Observers had expected the EPA to issue the new regulations sometime this summer, in an effort to reduce industrial emissions of the chemicals that cause smog and dangerous ground-level ozone pollution, which can be especially harmful to children, the elderly, and those with respiratory difficulties, such as asthma.
The New York Times reported that this decision by Obama came “after an intense lobbying campaign by industry, which said the new rule would cost billions of dollars and hundreds of thousands of jobs.”
“This decision is distressing,” said Bruce Pendery with the Wyoming Outdoor Council.
The Wyoming Outdoor Council has worked for years, along with citizens in the Pinedale area, to raise awareness about dangerous levels of ozone pollution there, and about the need to strengthen protections for the people who live and work in the area.

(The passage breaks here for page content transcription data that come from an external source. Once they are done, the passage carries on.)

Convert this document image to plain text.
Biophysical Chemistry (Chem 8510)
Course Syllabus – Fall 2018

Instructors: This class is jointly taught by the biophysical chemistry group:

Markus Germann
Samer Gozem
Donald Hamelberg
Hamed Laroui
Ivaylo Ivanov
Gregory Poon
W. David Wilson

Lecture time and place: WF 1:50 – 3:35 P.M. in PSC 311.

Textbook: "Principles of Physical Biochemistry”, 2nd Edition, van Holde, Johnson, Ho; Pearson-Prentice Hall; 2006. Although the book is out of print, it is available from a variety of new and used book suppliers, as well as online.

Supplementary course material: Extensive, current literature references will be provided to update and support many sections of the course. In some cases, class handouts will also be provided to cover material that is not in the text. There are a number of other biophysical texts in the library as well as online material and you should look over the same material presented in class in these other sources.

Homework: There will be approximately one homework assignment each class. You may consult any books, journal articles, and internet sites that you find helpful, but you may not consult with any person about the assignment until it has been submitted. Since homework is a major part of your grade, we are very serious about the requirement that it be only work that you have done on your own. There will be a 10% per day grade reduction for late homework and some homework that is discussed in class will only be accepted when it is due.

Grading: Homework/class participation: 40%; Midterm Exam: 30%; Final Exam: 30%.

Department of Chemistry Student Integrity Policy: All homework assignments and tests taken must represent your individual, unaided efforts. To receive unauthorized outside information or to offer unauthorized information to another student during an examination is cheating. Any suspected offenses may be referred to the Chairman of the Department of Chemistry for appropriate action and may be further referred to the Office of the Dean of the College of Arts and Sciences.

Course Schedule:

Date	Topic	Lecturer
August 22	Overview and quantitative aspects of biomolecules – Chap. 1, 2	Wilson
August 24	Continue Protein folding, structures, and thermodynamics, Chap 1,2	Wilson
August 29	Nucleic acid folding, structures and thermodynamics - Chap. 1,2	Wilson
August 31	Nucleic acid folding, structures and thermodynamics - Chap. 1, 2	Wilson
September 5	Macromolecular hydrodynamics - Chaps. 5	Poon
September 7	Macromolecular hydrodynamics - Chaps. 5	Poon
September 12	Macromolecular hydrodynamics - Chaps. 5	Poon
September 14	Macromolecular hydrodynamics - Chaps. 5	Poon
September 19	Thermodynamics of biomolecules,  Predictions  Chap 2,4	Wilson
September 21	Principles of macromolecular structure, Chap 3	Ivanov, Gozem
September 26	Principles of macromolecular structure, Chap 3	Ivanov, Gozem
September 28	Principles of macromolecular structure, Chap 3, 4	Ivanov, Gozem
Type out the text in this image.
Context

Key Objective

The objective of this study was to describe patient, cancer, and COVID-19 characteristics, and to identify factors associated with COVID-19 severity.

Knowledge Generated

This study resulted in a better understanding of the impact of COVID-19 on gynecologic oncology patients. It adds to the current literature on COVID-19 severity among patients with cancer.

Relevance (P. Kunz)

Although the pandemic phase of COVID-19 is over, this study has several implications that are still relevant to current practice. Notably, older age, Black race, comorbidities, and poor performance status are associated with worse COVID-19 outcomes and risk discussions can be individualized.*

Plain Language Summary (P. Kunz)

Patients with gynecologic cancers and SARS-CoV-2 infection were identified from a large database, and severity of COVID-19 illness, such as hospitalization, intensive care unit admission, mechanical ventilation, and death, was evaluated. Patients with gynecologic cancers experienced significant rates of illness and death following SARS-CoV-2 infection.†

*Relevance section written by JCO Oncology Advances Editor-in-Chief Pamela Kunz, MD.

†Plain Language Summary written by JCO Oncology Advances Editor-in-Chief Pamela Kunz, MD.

“You’ll hear people try to make the argument that these regulations will hurt the economy and cost jobs, etc.” Pendery said. “Industry lobbyists have made these same arguments about every commonsense pollution control since the Nixon administration — and the sky has never fallen like they claimed it would. And we’ve all benefited from cleaner air and water.”
“But more importantly — and our members remind us of this all the time — it’s not enough just to have jobs,” Pendery said. “We also have to make sure those workers, their families, and their communities are safe and they’re not being harmed by the industrial development.”